20 30

CanMEDS-rol 4: Reflectieve EBP-professional

Terug naar CanMEDS-rollen BN2030

De Reflectieve EBP-professional toont probleemoplossende vaardigheden. Dit omvat onder meer het onderbouwen van en reflecteren op professioneel handelen van de verpleegkundige en de deskundigheidsbevordering. De verpleegkundige besluitvorming is gebaseerd op de afweging van wetenschappelijke kennis, professionele expertise en wensen en voorkeuren van de zorgvrager.

Competentie 1

De verpleegkundige toont onderzoekend vermogen door klinische vragen te signaleren, door relevant wetenschappelijk en praktijkgericht onderzoek te interpreteren en resultaten te implementeren in het beroepsmatig handelen. De verpleegkundige draagt bij aan praktijkgericht onderzoek om nieuwe kennis te genereren en te implementeren voor innovaties in de beroepsuitoefening en bevordert de eigen deskundigheid en die van collega’s.

Competentie 2

De verpleegkundige reflecteert op het eigen handelen vanuit inhoudelijk, procesmatig en morele sensitief perspectief.

Kernbegrippen

  • Onderzoekend vermogen: Onderzoekend vermogen omvat drie componenten:
    1. Onderzoekende houding.

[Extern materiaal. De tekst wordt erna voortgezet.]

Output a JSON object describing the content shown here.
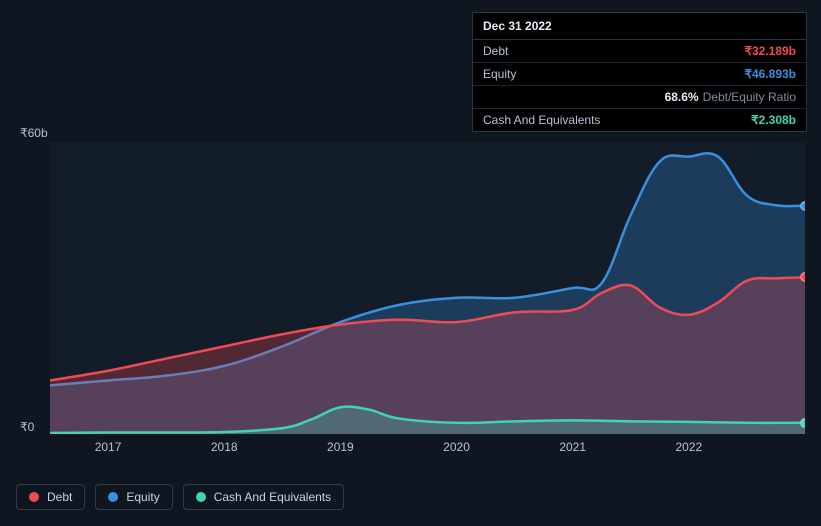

Dit is in de volgende zes aspecten te onderscheiden, namelijk kritisch zijn, willen begrijpen, willen bereiken, willen delen, willen vernieuwen, willen weten.
    2. Gebruikmaken van kennis van anderen. Hieronder vallen de drie pijlers van EBP: de best beschikbare wetenschappelijke kennis, de professionele expertise, en de voorkeuren en wensen van de zorgvrager.
    3. Zelf onderzoek doen. Zelf de onderzoekcyclus kunnen doorlopen, waarbij de data die verzameld worden ook uit secundaire bronnen of de literatuur mogen komen. Het gaat erom dat de verpleegkundige het principe van de onderzoekscyclus begrijpt en hanteert.
  • Deskundigheidsbevordering: Het actief bijdragen aan het zoeken, ontwikkelen en delen van nieuwe (vormen van) kennis ter bevordering van de deskundigheid van zichzelf en anderen.
  • Professionele reflectie: Het kritisch beschouwen van het eigen verpleegkundig gedrag en dat van het team tijdens (‘in action’) en na (‘on action’) de zorgverlening op basis van professionele standaarden (beroepsprofiel, beroepscode) en het handelen kunnen bespreken in het intra- en interprofessionele overleg.
  • Morele sensitiviteit: Het tonen van een voortdurende gevoeligheid voor de normen en waarden van alle betrokkenen in het zorgproces om persoonsgerichte zorg te kunnen bieden.